To avoid urinary incontinence and bladder prolapse later in life, it's important to maintain a healthy weight, as obesity is a significant risk factor. Furthermore, Assoc. Prof. Dr. Kılıççı emphasizes that those with symptoms such as chronic constipation and chronic cough, which increase intra-abdominal pressure, should definitely seek treatment. He also emphasizes the importance of pelvic floor exercises and regular exercise to keep pelvic muscles strong.

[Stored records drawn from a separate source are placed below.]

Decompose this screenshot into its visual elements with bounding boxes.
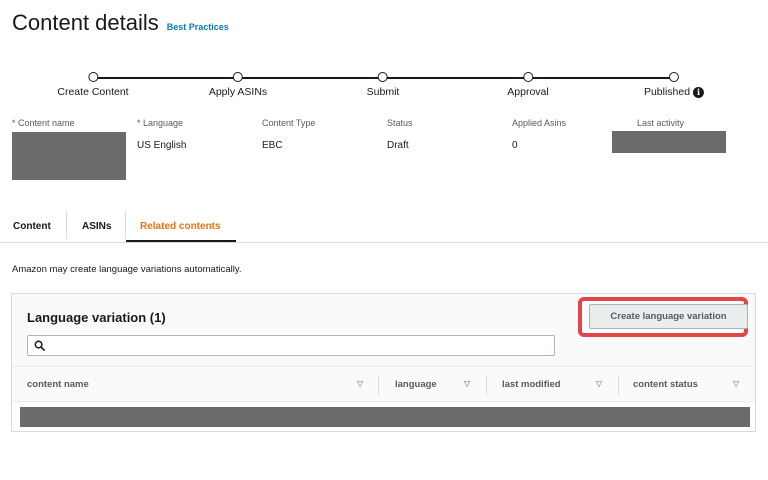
- step-dot: [378, 72, 388, 82]
- detail-value: 0: [512, 140, 518, 151]
- best-practices-link[interactable]: Best Practices: [167, 22, 229, 32]
- step-apply-asins: Apply ASINs: [209, 72, 267, 100]
- tab-related-contents[interactable]: Related contents: [140, 210, 221, 242]
- column-divider: [486, 375, 487, 395]
- panel-header: Language variation (1) Create language v…: [12, 294, 755, 366]
- info-icon[interactable]: i: [693, 86, 705, 98]
- step-label-text: Published: [643, 86, 691, 98]
- detail-last-activity: Last activity: [612, 118, 726, 153]
- detail-language: * Language US English: [137, 118, 186, 151]
- detail-content-name: * Content name: [12, 118, 126, 180]
- panel-title: Language variation (1): [27, 310, 166, 325]
- table-header: content name ▽ language ▽ last modified …: [12, 366, 755, 402]
- detail-label: Content Type: [262, 118, 316, 128]
- detail-label: * Content name: [12, 118, 75, 128]
- column-header-content-status[interactable]: content status: [633, 367, 698, 401]
- detail-label: Status: [387, 118, 413, 128]
- content-details-summary: * Content name * Language US English Con…: [0, 118, 768, 188]
- column-divider: [618, 375, 619, 395]
- tab-divider: [66, 211, 67, 239]
- page-header: Content details Best Practices: [12, 10, 229, 36]
- tab-divider: [125, 211, 126, 239]
- detail-status: Status Draft: [387, 118, 413, 151]
- detail-label: Last activity: [637, 118, 685, 128]
- step-published: Published i: [643, 72, 705, 100]
- step-dot: [233, 72, 243, 82]
- search-icon: [34, 340, 45, 351]
- step-approval: Approval: [507, 72, 549, 100]
- detail-value: US English: [137, 140, 187, 151]
- step-create-content: Create Content: [57, 72, 129, 100]
- step-label: Approval: [507, 86, 549, 98]
- step-label: Create Content: [57, 86, 129, 98]
- step-label: Submit: [366, 86, 400, 98]
- step-dot: [88, 72, 98, 82]
- info-note: Amazon may create language variations au…: [12, 264, 242, 275]
- last-activity-redacted: [612, 131, 726, 153]
- column-header-language[interactable]: language: [395, 367, 437, 401]
- step-dot: [522, 72, 533, 82]
- table-row-redacted[interactable]: [20, 407, 750, 427]
- step-label: Apply ASINs: [208, 86, 268, 98]
- language-variation-panel: Language variation (1) Create language v…: [11, 293, 756, 432]
- step-label-published: Published i: [643, 86, 705, 98]
- detail-value: Draft: [387, 140, 409, 151]
- tab-bar: Content ASINs Related contents: [0, 205, 768, 243]
- content-name-redacted: [12, 132, 126, 180]
- workflow-stepper: Create Content Apply ASINs Submit Approv…: [0, 72, 768, 102]
- active-tab-indicator: [126, 240, 236, 242]
- step-dot: [669, 72, 679, 82]
- column-header-last-modified[interactable]: last modified: [502, 367, 561, 401]
- detail-content-type: Content Type EBC: [262, 118, 315, 151]
- tab-asins[interactable]: ASINs: [82, 210, 111, 242]
- column-header-content-name[interactable]: content name: [27, 367, 89, 401]
- search-box: [27, 335, 555, 356]
- detail-label: Applied Asins: [512, 118, 567, 128]
- sort-icon[interactable]: ▽: [357, 379, 363, 388]
- column-divider: [378, 375, 379, 395]
- tab-content[interactable]: Content: [13, 210, 51, 242]
- step-submit: Submit: [366, 72, 400, 100]
- sort-icon[interactable]: ▽: [464, 379, 470, 388]
- sort-icon[interactable]: ▽: [596, 379, 602, 388]
- detail-label: * Language: [137, 118, 184, 128]
- detail-applied-asins: Applied Asins 0: [512, 118, 566, 151]
- search-input[interactable]: [49, 340, 554, 351]
- page-title: Content details: [12, 10, 159, 35]
- detail-value: EBC: [262, 140, 283, 151]
- sort-icon[interactable]: ▽: [733, 379, 739, 388]
- create-language-variation-button[interactable]: Create language variation: [589, 304, 748, 329]
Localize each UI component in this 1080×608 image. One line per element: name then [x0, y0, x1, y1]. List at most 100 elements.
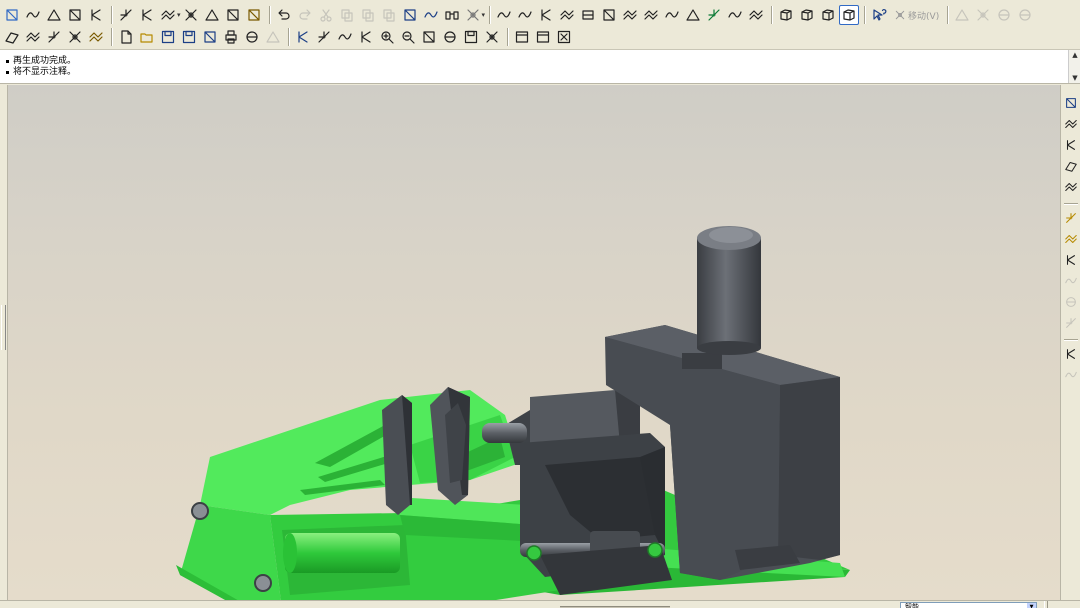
zoom-out-icon[interactable] [398, 27, 418, 47]
zoom-in-icon[interactable] [377, 27, 397, 47]
surface-icon[interactable] [683, 5, 703, 25]
constraint-icon[interactable] [2, 27, 22, 47]
refit-icon[interactable] [419, 27, 439, 47]
orient-icon[interactable] [335, 27, 355, 47]
mirror-icon[interactable] [578, 5, 598, 25]
scroll-track[interactable] [1069, 60, 1080, 73]
dimension-icon[interactable] [23, 27, 43, 47]
no-hidden-icon[interactable] [818, 5, 838, 25]
datum-axis-group-icon[interactable] [23, 5, 43, 25]
print-icon[interactable] [221, 27, 241, 47]
shell-icon[interactable] [620, 5, 640, 25]
sketch-offset-icon[interactable] [65, 5, 85, 25]
top-cylinder[interactable] [697, 226, 761, 355]
wireframe-icon[interactable] [776, 5, 796, 25]
save-icon[interactable] [158, 27, 178, 47]
datum-point-icon[interactable] [116, 5, 136, 25]
regen-manager-icon[interactable] [421, 5, 441, 25]
left-sash[interactable] [0, 85, 8, 600]
copy-icon[interactable] [337, 5, 357, 25]
resize-grip[interactable] [1044, 601, 1048, 608]
split-icon[interactable] [223, 5, 243, 25]
hidden-line-icon[interactable] [797, 5, 817, 25]
saved-views-icon[interactable] [461, 27, 481, 47]
package-icon[interactable] [994, 5, 1014, 25]
assemble-icon[interactable] [973, 5, 993, 25]
layer-tree-icon[interactable] [1062, 230, 1080, 248]
message-scrollbar[interactable]: ▲ ▼ [1068, 50, 1080, 83]
save-copy-icon[interactable] [179, 27, 199, 47]
regenerate-icon[interactable] [400, 5, 420, 25]
window-activate-icon[interactable] [512, 27, 532, 47]
graphics-window[interactable] [0, 85, 1060, 600]
email-link-icon[interactable] [263, 27, 283, 47]
find-icon[interactable] [442, 5, 462, 25]
cut-icon[interactable] [316, 5, 336, 25]
pattern-icon[interactable] [557, 5, 577, 25]
analysis-icon[interactable] [244, 5, 264, 25]
blend-icon[interactable] [662, 5, 682, 25]
datum-cross-icon[interactable] [181, 5, 201, 25]
sketch-plane-icon[interactable] [44, 5, 64, 25]
csys-display-icon[interactable] [1062, 157, 1080, 175]
spin-center-icon[interactable] [314, 27, 334, 47]
family-table-icon[interactable] [1062, 345, 1080, 363]
annotation-display-icon[interactable] [1062, 178, 1080, 196]
intersect-icon[interactable] [202, 5, 222, 25]
backup-icon[interactable] [200, 27, 220, 47]
model-viewport[interactable] [0, 85, 1060, 600]
sash-grip[interactable] [1, 305, 6, 350]
sketch-line-icon[interactable] [86, 5, 106, 25]
scroll-up-icon[interactable]: ▲ [1069, 50, 1080, 60]
sweep-icon[interactable] [641, 5, 661, 25]
model-tree-icon[interactable] [1062, 209, 1080, 227]
appearance-icon[interactable] [704, 5, 724, 25]
datum-plane-icon[interactable] [2, 5, 22, 25]
chevron-down-icon[interactable]: ▼ [1027, 603, 1036, 608]
rib-icon[interactable] [725, 5, 745, 25]
redo-icon[interactable] [295, 5, 315, 25]
scroll-down-icon[interactable]: ▼ [1069, 73, 1080, 83]
round-tool-icon[interactable] [1062, 272, 1080, 290]
component-place-icon[interactable] [952, 5, 972, 25]
send-mail-icon[interactable] [242, 27, 262, 47]
measure-icon[interactable] [746, 5, 766, 25]
paste-special-icon[interactable] [379, 5, 399, 25]
new-file-icon[interactable] [116, 27, 136, 47]
datum-curve-icon[interactable] [137, 5, 157, 25]
shading-icon[interactable] [839, 5, 860, 25]
component-create-icon[interactable] [1015, 5, 1035, 25]
draft-icon[interactable] [536, 5, 556, 25]
move-label[interactable]: 移动(V) [890, 5, 943, 25]
toolbar-separator [111, 28, 112, 46]
paste-icon[interactable] [358, 5, 378, 25]
pan-icon[interactable] [356, 27, 376, 47]
chamfer-icon[interactable] [65, 27, 85, 47]
toolbar-separator [111, 6, 112, 24]
open-file-icon[interactable] [137, 27, 157, 47]
whats-this-help-icon[interactable] [869, 5, 889, 25]
sketch-tool-icon[interactable] [1062, 251, 1080, 269]
layers-icon[interactable] [482, 27, 502, 47]
relations-icon[interactable] [1062, 366, 1080, 384]
datum-display-icon[interactable] [1062, 94, 1080, 112]
selection-filter-select[interactable]: 智能 ▼ [900, 602, 1037, 608]
extrude-icon[interactable] [494, 5, 514, 25]
point-display-icon[interactable] [1062, 136, 1080, 154]
repaint-icon[interactable] [293, 27, 313, 47]
draft-tool-icon[interactable] [1062, 314, 1080, 332]
axis-display-icon[interactable] [1062, 115, 1080, 133]
chevron-down-icon[interactable]: ▾ [482, 11, 486, 19]
undo-icon[interactable] [274, 5, 294, 25]
trim-icon[interactable] [599, 5, 619, 25]
fillet-icon[interactable] [44, 27, 64, 47]
reorient-icon[interactable] [440, 27, 460, 47]
window-close-x-icon[interactable] [554, 27, 574, 47]
edge-chamfer-icon[interactable] [1062, 293, 1080, 311]
hole-icon[interactable] [86, 27, 106, 47]
revolve-icon[interactable] [515, 5, 535, 25]
datum-csys-icon[interactable] [158, 5, 178, 25]
select-box-icon[interactable] [463, 5, 483, 25]
window-close-icon[interactable] [533, 27, 553, 47]
chevron-down-icon[interactable]: ▾ [177, 11, 181, 19]
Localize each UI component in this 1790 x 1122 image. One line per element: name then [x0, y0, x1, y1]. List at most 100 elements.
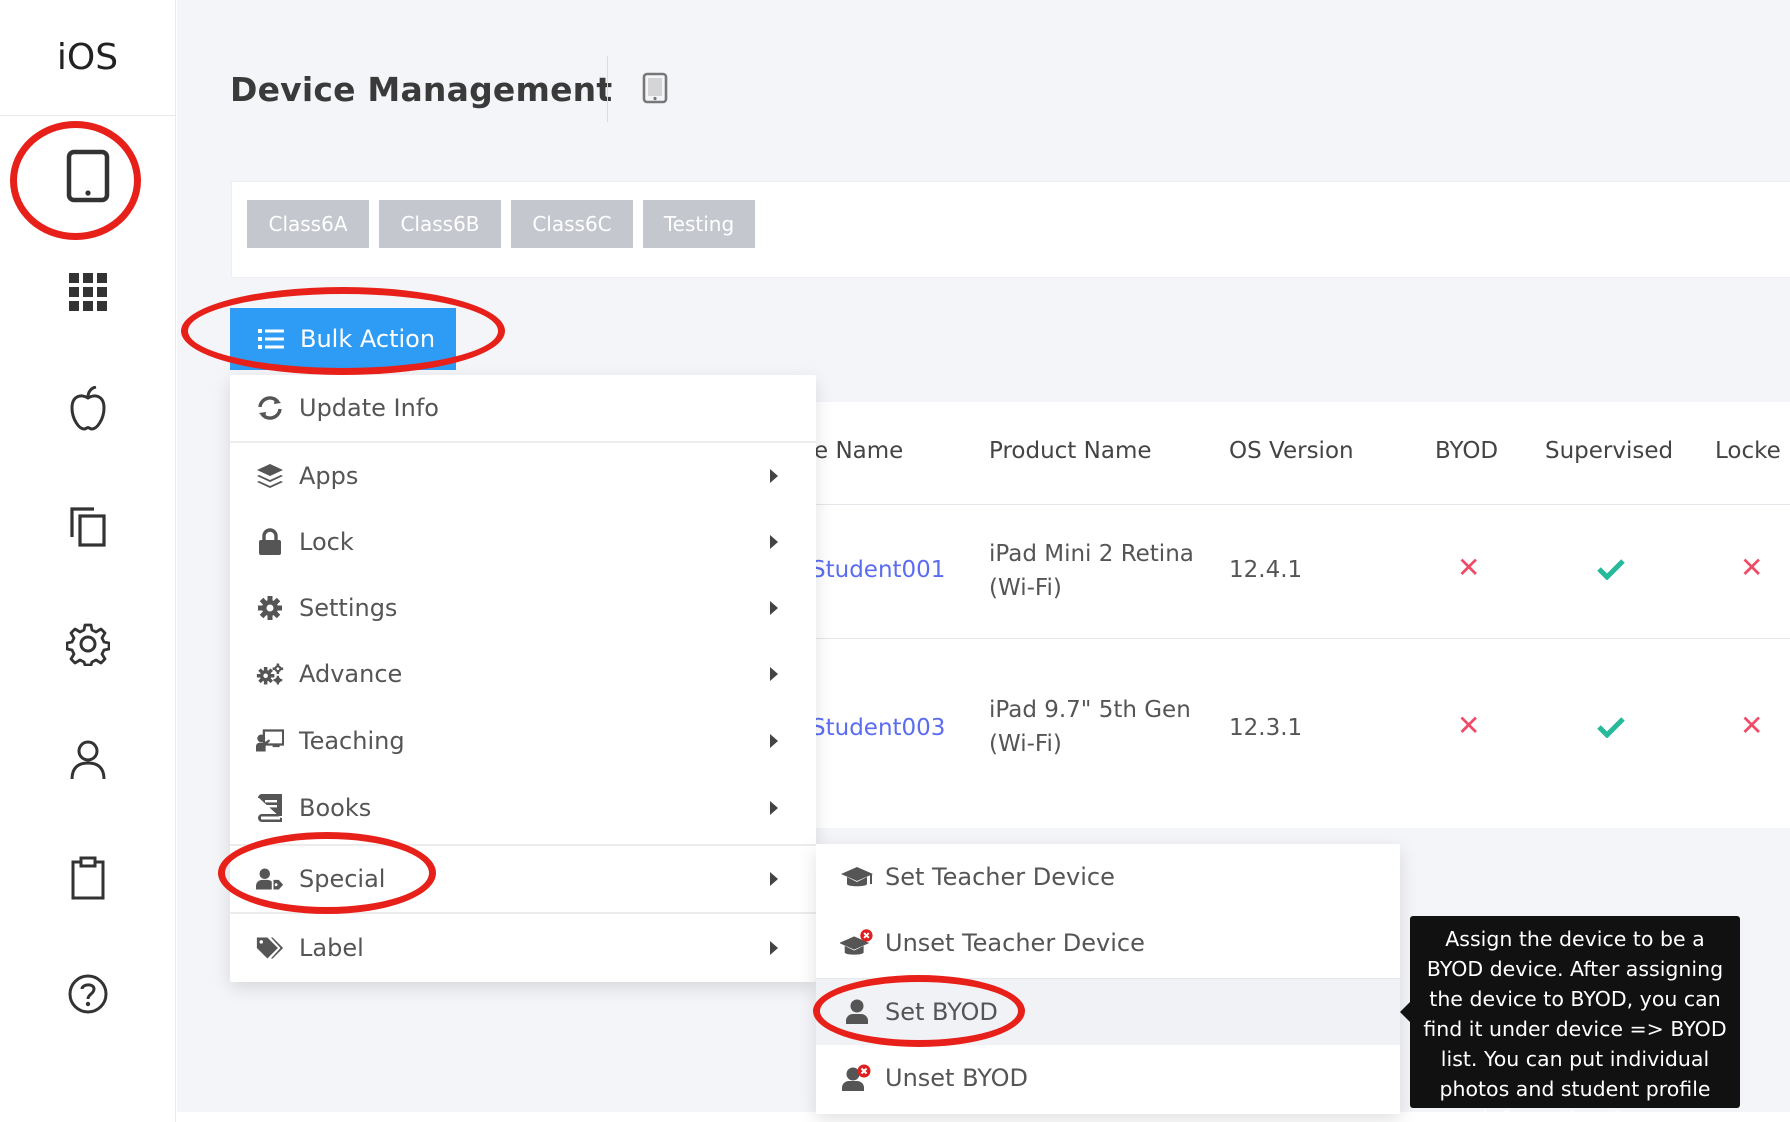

Current methods in treatment
While treatment for the condition varies from person to person, some patients are treated simultaneously with pelvic floor exercises and medication. If these don't help, success can be achieved with advanced treatments like bladder botox. Obstetrics and Gynecology Specialist Assoc. Prof. Dr. Çetin Kılıççı emphasizes that treating urinary incontinence has become easier today thanks to technological advancements and the proliferation of treatment options. He says, "For this purpose, lifestyle changes (weight loss, reducing the consumption of caffeinated liquids like coffee and tea) and pelvic floor muscle exercises constitute the first line of treatment. If the disease is advanced, depending on the type of urinary incontinence, medical medication treatments constitute the second line of treatment. In patient groups where these methods fail, very satisfactory results can be achieved with surgery."

Smaller incision and much faster recovery with the laparoscopic method
Assoc. Prof. Dr. Kılıççı explains that laparoscopic, or closed, surgery is performed for the second type of urinary incontinence caused by coughing and sneezing. "With the laparoscopic method, we perform surgery through small incisions in the abdomen or vaginally, supporting the bladder base," he says. "These surgeries are performed using specially manufactured mesh and hooks, and the procedure takes about 30 minutes. Urinary incontinence is no longer a fate for women today. Treatment, especially when diagnosed early, is very easy and has a high success rate."